One of the biggest mistakes people – both males and females – make in their pursuit of physique improvements, whether that is fat loss or muscle gain, is not ensuring that their nutritional program supports their goals. Sounds logical – doesn’t it?

If you want to lose fat, you have to eat in a way that supports fat loss. If you want to gain muscle, you have to eat in a way that supports muscular gains. Yet look around your gym. How many people ever really look much different? I’d say not too many. It’s not for lack of trying in the gym, as I’m sure you see many of the same people week in and week out and they certainly appear to be working hard. They’re lifting weights, they’re doing their cardio, but for some reason, they don’t look much different. Why? Nutrition! Their diet doesn’t support their goals.

Now if you stopped and asked any one of these individuals what their goals were, they might say they’re trying to get bigger … and leaner. That’s what most of us tend to want, but the problem is trying to do both at the same time. I’ll keep this simple, but basically, to lose body fat you have to be in a caloric deficit at the end of the day. You can get there by dietary restriction (eating less calories than your body requires to maintain its current weight); by exercise; or by some combination of both – the latter being optimal.
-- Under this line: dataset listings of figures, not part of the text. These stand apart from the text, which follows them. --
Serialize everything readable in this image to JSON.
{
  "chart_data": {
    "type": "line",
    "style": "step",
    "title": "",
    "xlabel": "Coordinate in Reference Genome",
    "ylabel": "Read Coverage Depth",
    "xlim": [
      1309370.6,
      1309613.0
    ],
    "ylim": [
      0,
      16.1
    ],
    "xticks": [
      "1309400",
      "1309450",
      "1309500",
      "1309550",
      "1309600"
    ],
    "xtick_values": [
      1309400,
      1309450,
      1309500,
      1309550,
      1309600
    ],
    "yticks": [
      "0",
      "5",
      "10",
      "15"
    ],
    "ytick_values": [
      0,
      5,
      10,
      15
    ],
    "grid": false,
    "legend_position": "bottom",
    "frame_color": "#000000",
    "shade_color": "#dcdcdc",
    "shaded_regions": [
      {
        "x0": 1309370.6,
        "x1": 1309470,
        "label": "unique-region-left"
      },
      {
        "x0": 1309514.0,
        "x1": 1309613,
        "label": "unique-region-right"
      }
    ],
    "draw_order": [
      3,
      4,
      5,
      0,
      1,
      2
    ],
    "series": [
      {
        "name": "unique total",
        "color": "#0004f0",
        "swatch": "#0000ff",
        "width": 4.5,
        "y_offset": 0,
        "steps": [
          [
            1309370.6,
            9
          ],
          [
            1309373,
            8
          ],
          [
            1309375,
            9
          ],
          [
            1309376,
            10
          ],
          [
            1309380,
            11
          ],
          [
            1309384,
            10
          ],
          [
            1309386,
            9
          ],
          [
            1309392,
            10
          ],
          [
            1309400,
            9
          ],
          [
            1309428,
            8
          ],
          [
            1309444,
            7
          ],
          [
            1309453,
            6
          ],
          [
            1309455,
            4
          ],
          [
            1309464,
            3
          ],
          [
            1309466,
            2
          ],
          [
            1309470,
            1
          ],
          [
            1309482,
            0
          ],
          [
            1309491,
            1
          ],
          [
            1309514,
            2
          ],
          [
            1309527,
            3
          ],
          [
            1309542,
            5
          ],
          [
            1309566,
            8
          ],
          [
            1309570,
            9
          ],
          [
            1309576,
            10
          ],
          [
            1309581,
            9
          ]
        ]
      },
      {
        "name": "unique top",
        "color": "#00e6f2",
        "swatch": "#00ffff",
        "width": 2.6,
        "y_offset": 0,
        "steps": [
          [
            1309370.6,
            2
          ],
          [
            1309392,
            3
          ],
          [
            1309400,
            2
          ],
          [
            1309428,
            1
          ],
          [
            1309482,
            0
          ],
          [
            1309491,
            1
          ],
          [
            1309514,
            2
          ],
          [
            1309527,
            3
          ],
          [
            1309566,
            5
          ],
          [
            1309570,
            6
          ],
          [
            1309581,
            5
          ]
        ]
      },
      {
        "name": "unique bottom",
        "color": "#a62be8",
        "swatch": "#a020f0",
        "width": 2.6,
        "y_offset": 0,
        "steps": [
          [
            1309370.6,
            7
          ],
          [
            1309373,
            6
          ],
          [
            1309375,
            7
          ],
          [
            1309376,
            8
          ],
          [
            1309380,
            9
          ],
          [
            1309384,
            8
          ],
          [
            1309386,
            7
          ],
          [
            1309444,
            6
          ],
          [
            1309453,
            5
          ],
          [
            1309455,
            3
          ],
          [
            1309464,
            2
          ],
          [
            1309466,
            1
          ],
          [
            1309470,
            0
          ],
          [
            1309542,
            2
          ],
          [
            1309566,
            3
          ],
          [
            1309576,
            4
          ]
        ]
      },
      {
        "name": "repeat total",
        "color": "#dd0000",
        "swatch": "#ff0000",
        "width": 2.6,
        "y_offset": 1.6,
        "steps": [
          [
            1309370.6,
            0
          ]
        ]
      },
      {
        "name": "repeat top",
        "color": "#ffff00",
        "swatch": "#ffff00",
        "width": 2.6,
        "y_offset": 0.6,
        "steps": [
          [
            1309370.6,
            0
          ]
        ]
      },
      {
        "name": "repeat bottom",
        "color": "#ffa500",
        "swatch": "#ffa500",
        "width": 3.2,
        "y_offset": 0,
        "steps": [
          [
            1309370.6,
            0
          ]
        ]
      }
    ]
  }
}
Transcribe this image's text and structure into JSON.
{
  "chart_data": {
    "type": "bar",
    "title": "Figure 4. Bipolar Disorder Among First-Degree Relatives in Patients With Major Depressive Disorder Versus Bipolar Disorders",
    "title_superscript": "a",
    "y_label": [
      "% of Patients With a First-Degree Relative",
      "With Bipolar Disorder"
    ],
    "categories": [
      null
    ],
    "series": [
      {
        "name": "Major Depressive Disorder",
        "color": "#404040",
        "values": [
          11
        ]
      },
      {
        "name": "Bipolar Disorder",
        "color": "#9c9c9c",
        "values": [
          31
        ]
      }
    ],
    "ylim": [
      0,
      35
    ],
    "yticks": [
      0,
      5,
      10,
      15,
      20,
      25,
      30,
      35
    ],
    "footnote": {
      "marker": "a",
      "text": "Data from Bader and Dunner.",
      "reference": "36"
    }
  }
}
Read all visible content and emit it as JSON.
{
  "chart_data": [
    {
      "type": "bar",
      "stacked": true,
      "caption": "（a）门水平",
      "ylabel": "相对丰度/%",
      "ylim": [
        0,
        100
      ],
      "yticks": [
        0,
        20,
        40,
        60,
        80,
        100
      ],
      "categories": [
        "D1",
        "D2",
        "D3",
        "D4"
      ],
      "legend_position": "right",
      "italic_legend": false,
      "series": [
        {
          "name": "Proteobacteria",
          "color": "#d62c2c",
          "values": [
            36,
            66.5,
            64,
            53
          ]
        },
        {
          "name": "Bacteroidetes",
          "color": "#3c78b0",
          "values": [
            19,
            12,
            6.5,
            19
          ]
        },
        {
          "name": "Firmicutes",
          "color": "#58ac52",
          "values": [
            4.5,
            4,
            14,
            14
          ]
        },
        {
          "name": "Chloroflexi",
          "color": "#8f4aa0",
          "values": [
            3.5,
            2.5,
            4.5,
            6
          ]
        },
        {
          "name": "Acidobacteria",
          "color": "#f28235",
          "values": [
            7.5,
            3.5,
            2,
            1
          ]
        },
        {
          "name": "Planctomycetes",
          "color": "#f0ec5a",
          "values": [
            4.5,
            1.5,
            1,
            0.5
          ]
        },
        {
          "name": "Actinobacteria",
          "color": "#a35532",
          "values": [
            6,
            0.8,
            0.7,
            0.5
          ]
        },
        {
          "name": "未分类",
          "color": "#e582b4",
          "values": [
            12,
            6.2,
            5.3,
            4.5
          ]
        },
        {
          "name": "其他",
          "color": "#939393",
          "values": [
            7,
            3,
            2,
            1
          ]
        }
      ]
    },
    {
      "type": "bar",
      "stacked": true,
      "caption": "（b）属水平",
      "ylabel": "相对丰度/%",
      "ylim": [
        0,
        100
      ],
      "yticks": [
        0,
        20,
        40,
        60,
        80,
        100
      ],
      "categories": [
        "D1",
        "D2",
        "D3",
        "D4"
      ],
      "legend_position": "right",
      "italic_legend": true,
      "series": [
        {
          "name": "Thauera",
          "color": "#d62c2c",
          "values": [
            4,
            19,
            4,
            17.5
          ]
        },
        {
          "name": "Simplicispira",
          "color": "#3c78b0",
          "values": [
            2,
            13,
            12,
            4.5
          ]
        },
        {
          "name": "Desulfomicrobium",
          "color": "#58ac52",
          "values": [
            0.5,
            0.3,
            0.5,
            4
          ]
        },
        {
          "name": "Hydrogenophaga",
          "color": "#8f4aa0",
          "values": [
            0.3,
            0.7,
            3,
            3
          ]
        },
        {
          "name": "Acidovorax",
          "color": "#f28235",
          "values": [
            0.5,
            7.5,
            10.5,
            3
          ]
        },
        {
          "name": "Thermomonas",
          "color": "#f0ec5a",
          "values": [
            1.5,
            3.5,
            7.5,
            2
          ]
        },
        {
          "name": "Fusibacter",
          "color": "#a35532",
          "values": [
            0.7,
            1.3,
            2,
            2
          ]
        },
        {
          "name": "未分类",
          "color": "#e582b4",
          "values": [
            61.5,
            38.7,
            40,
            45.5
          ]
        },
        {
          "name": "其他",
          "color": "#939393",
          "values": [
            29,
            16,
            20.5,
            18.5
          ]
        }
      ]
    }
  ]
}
Contrast that to the goals of gaining muscle. You need to be in an energy surplus to gain muscle. That begs the question – how can you be in a caloric deficit and a caloric surplus at the same time? You can’t. They’re mutually exclusive positions. Now maybe you’ll argue the point of simultaneous fat loss and muscle gain with me – what we affectionately term a “recomp” – but let me try a little logic. First the easy one: does it make sense that the body would be forced to call on fat stores (an energy reserve) when it’s getting a lot of calories? There’s no reason to.

On the flip side, when you’re eating in a deficit, your body is trying to survive. You’re not providing it with enough energy to sustain itself, hence the need for it to call on fat reserves to maintain metabolically active tissue and bodily functions. Ok, pretty straightforward. But to bring some logic back into the equation, does it make sense that your body would go through the trouble of adding more metabolically active tissue – muscle, which needs to be grown AND sustained – when it already doesn’t have enough energy/calories to sustain its present self? The process of adding size to the body is an energy costly process. That’s a huge strike against those who state their goals as being simultaneous fat loss and muscle gains. More often than not, you’re going to be disappointed.

Now does that mean that one can’t ever gain muscle while simultaneously losing fat? No, it doesn’t. However, it is very unlikely unless you fit into one of the following categories – you’re a “newbie” just starting out, you’re coming back from a lay off and as such are basically in a de-trained state, or you’re new to “effective” training.